On Wednesday, the Ninth Circuit Court of Appeals put on hold the decision ordering the military to allow gay people to serve openly in the U.S. armed forces, but the stay isn't a decision to overrule that order. It's not even a decision to let the "Don't Ask Don't Tell" policy to stay in effect until the court decides whether or not to overrule the order.

The court's action was simply intended to give the it time to fully consider the issues. Reflecting this narrow purpose and the urgency of the issue, the order gives the Log Cabin Republicans, the group suing to overturn the policy, only until Monday to argue against leaving the policy in place during the appeal. The federal government won't get its customary chance to rebut any such arguments: It had its say when it asked for the emergency stay.

And some of the government's "say" is worth delving into for its hypocrisy and irrelevance. Notably, the government claims at length that it is against Don't Ask, Don't Tell, and wants it repealed -- eventually -- even as it argues that it will suffer irreparable injury if it gets repealed by the courts now. One alleged source of injury is the fact that changing the policy will force the military to change many other policies immediately that it really needs months to fix, such as "benefits, re-accession, military equal opportunity, anti-harassment, and others."
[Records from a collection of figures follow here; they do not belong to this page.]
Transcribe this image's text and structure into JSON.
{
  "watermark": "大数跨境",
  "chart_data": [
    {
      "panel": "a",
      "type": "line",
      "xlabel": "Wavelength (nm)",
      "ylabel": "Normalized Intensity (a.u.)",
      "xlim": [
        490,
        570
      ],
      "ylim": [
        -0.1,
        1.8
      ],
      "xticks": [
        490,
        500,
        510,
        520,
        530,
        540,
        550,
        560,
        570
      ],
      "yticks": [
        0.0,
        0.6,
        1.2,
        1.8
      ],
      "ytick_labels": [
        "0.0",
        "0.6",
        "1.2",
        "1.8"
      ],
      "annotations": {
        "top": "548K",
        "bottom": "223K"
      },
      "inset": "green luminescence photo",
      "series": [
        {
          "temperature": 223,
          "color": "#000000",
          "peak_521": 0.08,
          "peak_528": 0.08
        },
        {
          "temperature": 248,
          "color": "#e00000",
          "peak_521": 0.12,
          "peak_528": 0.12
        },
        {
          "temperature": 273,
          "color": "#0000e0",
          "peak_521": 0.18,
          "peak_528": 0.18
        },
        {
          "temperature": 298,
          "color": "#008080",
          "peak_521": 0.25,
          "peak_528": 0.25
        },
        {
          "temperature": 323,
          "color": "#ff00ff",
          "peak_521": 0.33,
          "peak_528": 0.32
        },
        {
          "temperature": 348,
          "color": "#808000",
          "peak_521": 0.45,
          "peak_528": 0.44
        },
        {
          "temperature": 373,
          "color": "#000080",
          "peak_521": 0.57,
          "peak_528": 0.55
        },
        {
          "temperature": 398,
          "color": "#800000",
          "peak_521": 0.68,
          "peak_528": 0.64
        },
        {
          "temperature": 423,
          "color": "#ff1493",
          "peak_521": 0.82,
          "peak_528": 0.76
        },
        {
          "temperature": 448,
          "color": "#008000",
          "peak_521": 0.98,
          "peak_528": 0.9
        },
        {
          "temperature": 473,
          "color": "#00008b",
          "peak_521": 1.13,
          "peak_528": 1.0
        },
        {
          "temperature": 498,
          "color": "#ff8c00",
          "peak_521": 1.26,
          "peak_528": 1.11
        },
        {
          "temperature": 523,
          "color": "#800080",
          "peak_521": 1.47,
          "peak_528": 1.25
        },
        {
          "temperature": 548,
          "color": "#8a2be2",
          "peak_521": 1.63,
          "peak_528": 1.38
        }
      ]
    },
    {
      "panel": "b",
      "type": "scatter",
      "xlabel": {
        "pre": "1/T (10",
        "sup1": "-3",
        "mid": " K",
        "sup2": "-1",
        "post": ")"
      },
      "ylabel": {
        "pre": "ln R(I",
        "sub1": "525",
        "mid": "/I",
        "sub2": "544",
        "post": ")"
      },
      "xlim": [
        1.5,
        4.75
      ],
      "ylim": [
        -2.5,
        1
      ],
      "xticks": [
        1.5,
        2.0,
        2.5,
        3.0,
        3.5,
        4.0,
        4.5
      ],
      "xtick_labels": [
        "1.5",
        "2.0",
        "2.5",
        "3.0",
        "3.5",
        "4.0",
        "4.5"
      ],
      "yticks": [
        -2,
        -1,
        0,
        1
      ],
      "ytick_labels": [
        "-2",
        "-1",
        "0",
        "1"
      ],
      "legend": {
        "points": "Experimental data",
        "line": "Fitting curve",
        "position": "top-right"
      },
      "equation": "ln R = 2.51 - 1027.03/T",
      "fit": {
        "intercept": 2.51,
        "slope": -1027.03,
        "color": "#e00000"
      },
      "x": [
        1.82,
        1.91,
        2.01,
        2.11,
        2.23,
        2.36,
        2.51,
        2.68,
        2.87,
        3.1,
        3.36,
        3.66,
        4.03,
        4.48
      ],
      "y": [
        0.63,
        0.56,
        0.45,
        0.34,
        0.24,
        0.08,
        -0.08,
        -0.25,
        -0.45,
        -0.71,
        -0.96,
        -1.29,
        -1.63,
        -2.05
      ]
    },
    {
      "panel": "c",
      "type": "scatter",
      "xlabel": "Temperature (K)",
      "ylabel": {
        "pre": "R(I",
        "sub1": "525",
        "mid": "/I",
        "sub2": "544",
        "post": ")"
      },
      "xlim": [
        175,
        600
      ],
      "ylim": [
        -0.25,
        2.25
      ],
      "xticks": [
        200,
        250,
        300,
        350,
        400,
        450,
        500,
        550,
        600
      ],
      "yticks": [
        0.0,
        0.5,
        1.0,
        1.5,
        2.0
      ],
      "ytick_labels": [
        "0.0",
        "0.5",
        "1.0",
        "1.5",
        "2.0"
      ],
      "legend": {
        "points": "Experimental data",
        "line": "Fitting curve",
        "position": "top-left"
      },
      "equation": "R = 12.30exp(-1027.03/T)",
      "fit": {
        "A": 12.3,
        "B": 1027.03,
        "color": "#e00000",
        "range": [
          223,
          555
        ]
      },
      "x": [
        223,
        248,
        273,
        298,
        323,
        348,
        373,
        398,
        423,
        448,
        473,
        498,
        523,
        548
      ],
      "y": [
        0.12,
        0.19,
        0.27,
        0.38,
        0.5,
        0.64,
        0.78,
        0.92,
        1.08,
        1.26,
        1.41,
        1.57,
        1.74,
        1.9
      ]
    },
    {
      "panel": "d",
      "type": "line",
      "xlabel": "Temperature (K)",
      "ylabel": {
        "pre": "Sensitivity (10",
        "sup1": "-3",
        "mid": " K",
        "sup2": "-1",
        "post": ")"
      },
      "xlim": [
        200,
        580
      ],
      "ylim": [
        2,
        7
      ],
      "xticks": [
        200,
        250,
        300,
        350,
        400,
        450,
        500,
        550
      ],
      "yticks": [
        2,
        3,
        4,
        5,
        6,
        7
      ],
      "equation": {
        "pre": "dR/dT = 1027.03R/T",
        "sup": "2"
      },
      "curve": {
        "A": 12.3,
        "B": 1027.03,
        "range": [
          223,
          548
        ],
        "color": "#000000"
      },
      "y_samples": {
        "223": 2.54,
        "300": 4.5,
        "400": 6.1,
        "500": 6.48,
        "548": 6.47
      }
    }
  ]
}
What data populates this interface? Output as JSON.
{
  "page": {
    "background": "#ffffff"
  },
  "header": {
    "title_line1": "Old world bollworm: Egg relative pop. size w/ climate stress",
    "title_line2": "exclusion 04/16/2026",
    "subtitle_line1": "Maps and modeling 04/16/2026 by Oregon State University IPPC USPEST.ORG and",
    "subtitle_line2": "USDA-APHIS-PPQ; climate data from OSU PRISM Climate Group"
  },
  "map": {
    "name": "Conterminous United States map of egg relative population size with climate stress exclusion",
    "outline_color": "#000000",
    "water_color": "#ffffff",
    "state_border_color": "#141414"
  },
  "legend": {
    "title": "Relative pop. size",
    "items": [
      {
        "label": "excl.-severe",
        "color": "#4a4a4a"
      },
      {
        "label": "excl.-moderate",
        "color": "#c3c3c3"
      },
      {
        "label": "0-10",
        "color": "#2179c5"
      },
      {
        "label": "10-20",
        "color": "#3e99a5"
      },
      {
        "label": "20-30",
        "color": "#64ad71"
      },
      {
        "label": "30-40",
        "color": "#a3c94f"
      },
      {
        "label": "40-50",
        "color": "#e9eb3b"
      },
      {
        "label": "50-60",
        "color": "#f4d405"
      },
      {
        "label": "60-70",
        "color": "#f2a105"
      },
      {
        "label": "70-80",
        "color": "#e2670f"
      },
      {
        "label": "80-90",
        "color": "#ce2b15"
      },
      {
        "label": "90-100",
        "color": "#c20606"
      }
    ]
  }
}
Really? Why does whether or not a soldier admits to his comrades that he is gay necessarily impact his benefits? If the government wants to extend consider extending benefits to gay partners, it can, but it needn't do so before gay soldiers speak. Indeed, the government, like most employers, could employ openly gay people without giving their partners benefits.

And what's so hard about changing equal opportunity and anti-harassment policies? It's not as if the military needs to invent anything new: Those wheels were fashioned long ago. Many private and public employers that don't prohibit discrimination on the basis of sexual orientation successfully employ openly gay workers, so it's hard to understand why changing those policies must precede or even happen simultaneously with the repealing of Don't Ask Don't Tell. As for re-accession -- i.e., re-enlistment -- what is there to change in those policies that can't be figured out after being openly gay is no longer a barrier to service?

Let's Hear it for Military Discipline


Another set of the government's arguments boils down to this: The military needs to do "careful planning", accomplish a "thorough and deliberate assessment of how best to accomplish a successful transition in policy", and the like.

But wait a second. This is the military we're talking about, an organization we rightfully boast of as being extremely professional and disciplined. The military accomplishes things today the same way it has since its inception: by giving and enforcing orders. I have faith that the U.S. officer corps is sufficiently competent to figure out how to order its soldiers to behave professionally and focus on defeating our enemies in the company of gay people, some of whom they had already fought alongside while theoretically ignorant of their sexual orientation. Similarly I have faith that our service members are sufficiently competent to be able to obey such orders.

At trial, the Log Cabin Republicans introduced evidence that supports the military's ability to function effectively with service members known to be gay in their ranks -- and indeed, evidence that military the has decided on its own that it functions more effectively when it doesn't discharge them. The most persuasive argument from my perspective is that soldiers who in the process of being discharged under Don't Ask, Don't Tell, which by definition means their sexual orientation is known, have their discharge proceedings delayed while they are deployed for combat missions. If having open homosexuals in the ranks were so problematic from a military readiness or unit cohesion point of view, the opposite practice would result -- the military would not risk destabilizing its combat units with soldiers known to be gay.

Keeping the Stay in Place Might Be Safest Course


Unfortunately, not all of the government's arguments are so intrinsically offensive. It raises claims that the case should never have gone forward because the Log Cabin Republicans didn't have standing to bring the suit, that the only harm it need show is the striking down of the statute, and that the Ninth Circuit has already implicitly upheld the basic constitutionality of the policy in a 2008 case called Witt v. The Department of the Air Force AFB (En banc re-hearing denied).

To win on this motion, the government also has to show likelihood of success on the merits -- whether the merits are the standing question or the constitutionality of the statute. Given that, the question of whether or not the government gets a longer stay will at least suggest how the court will rule on the policy.

Suggest the outcome, yes, but not guarantee it: Other factors must be considered, such as the harms the government alleges it will suffer if the policy is struck down. More importantly, because of the nature of the issue, it is possible that the appeals court would leave the policy in place until it rules, even if it's disposed to strike down the law. The judges must certainly be aware that forcing the military to stop enforcing Don't Ask, Don't Tell, allowing servicemembers to believe they can safely come out, then reinstating the policy by overruling the trial court's decision later would be profoundly disruptive, much more so than leaving the policy in effect until a ruling is reached.